Este Blog faz parte de um programa de formação a distância de educadores, com suas experiências relativas à leitura e à escrita. Sintam-se convidados para fazerem comentários.
terça-feira, 4 de junho de 2013
Experiências de Leitura por Sônia Regina
O professor e crítico literário Antônio Cândido afirma que a leitura/literatura torna o homem mais rico: ela exercita-lhe a reflexão, dá-lhe saber, boa disposição para o próximo. Desenvolve no ser humano “a capacidade de penetrar nos problemas da vida, o senso da beleza, a percepção da complexidade do mundo e dos seres, o cultivo do humor”. Será que alguém já pensou em uma habilidade mais rica que essa?
Desde criança (faz tanto tempo...rsrs), sempre tive contato com os livros por incentivo de minha mãe que dizia sonhar em ser professora quando pequena. Lia tudo o que chegasse às minhas mãos.
Cresci e escolhi a profissão pensando em provocar a reflexão em meus alunos de forma a vê-los em ação questionando, inquirindo, tendo sua curiosidade despertada; desenvolver seu senso, para que possam ser cidadãos completos de forma a fazer bom uso das palavras bem como de seu entendimento. Faço o possível para que isso aconteça e fico feliz ao reencontrá-los, geralmente já crescidos e formados, comentando quanto foi importante meu incentivo para lerem e que isso serviu para que o mundo lhes abrisse as portas...

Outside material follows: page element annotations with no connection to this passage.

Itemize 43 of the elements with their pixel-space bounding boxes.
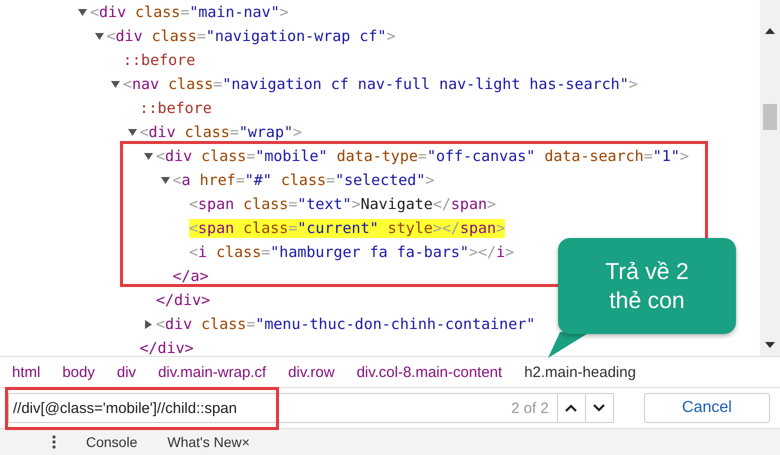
expanded-arrow-icon[interactable]	[94, 32, 104, 40]
expanded-arrow-icon[interactable]	[160, 176, 170, 184]
collapsed-arrow-icon[interactable]	[144, 320, 153, 328]
expanded-arrow-icon[interactable]	[111, 80, 120, 88]
scroll-up-icon[interactable]	[765, 28, 775, 34]
drawer-tab[interactable]: Console	[86, 434, 138, 450]
scrollbar-thumb[interactable]	[763, 104, 777, 130]
expanded-arrow-icon[interactable]	[144, 152, 153, 160]
closing-tag-line: </div>	[156, 290, 210, 310]
dom-node-line[interactable]: <i class="hamburger fa fa-bars"></i>	[189, 242, 514, 262]
chevron-up-icon	[565, 404, 578, 412]
dom-node-line[interactable]: ::before	[140, 98, 212, 118]
dom-node-line[interactable]: <div class="wrap">	[140, 122, 302, 142]
callout-text: Trả về 2 thẻ con	[604, 257, 690, 315]
breadcrumb-item[interactable]: div.row	[288, 364, 335, 380]
next-match-button[interactable]	[586, 393, 614, 423]
drawer-tab[interactable]: What's New×	[167, 434, 250, 450]
cancel-button[interactable]: Cancel	[644, 393, 770, 423]
dom-node-line[interactable]: ::before	[123, 50, 196, 70]
dom-node-line[interactable]: <div class="menu-thuc-don-chinh-container"	[156, 314, 536, 334]
closing-tag-line: </a>	[172, 266, 209, 286]
breadcrumb-item[interactable]: html	[12, 364, 40, 380]
breadcrumb-item[interactable]: body	[62, 364, 95, 380]
more-options-icon[interactable]	[52, 435, 56, 449]
search-field[interactable]: //div[@class='mobile']//child::span 2 of 2	[8, 393, 558, 423]
dom-node-line[interactable]: <div class="main-nav">	[90, 2, 289, 22]
expanded-arrow-icon[interactable]	[78, 8, 87, 16]
previous-match-button[interactable]	[558, 393, 586, 423]
breadcrumb-item[interactable]: div.col-8.main-content	[356, 364, 502, 380]
dom-node-line[interactable]: <a href="#" class="selected">	[172, 170, 434, 190]
breadcrumb-item[interactable]: div	[116, 364, 136, 380]
expanded-arrow-icon[interactable]	[128, 128, 136, 136]
scroll-down-icon[interactable]	[765, 342, 775, 348]
breadcrumb-item[interactable]: div.main-wrap.cf	[158, 364, 266, 380]
breadcrumb-item[interactable]: h2.main-heading	[524, 364, 636, 380]
dom-node-line[interactable]: <div class="navigation-wrap cf">	[106, 26, 396, 46]
closing-tag-line: </div>	[140, 338, 194, 358]
match-count: 2 of 2	[511, 400, 549, 416]
dom-node-line[interactable]: <div class="mobile" data-type="off-canvas" data-search="1">	[156, 146, 689, 166]
dom-node-line[interactable]: <nav class="navigation cf nav-full nav-light has-search">	[123, 74, 638, 94]
chevron-down-icon	[593, 404, 606, 412]
dom-node-line[interactable]: <span class="text">Navigate</span>	[189, 194, 496, 214]
scrollbar[interactable]	[760, 0, 780, 356]
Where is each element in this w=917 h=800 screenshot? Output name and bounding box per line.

Minha casa sempre teve livros. Lia muitas histórias para meus filhos e acredito que isso colaborou para que eles tivessem facilidade também para ler e escrever. Entretanto, uma experiência não tão agradável com a leitura na escola e que serviu de alerta para que não fosse repetida aconteceu quando eu estava na 6ª série (com + ou - 12 anos), e o professor de Português exigiu que lêssemos Dom Casmurro. Lembro que eu não entendia nada, lia, lia e nada. O vocabulário era difícil, os fatos não eram interessantes e a tarefa, para mim e todos os meus colegas, era chatíssima. Enfim, o problema maior é que o professor não ajudava; ele não comentava nada sobre o livro e, quando perguntávamos ou reclamávamos, ele nem ligava e somente dizia: leiam, pois vocês vão fazer uma prova sobre o livro (hoje imagino esse professor como o próprio Dom Casmurro).
Não me lembro da nota, só sei que não fui bem e, o pior, até hoje não gosto -como deveria- dos livros de Machado de Assis (é claro que sei de todas as suas qualidades, porém acho que a culpa é do professor Bartolomeu). Por isso, antes de sugerir um título, leio a obra, faço comentários sobre ela, conto alguns detalhes a fim de incentivá-los. Acho que é uma das maneiras de despertar cada um para a "magia da leitura".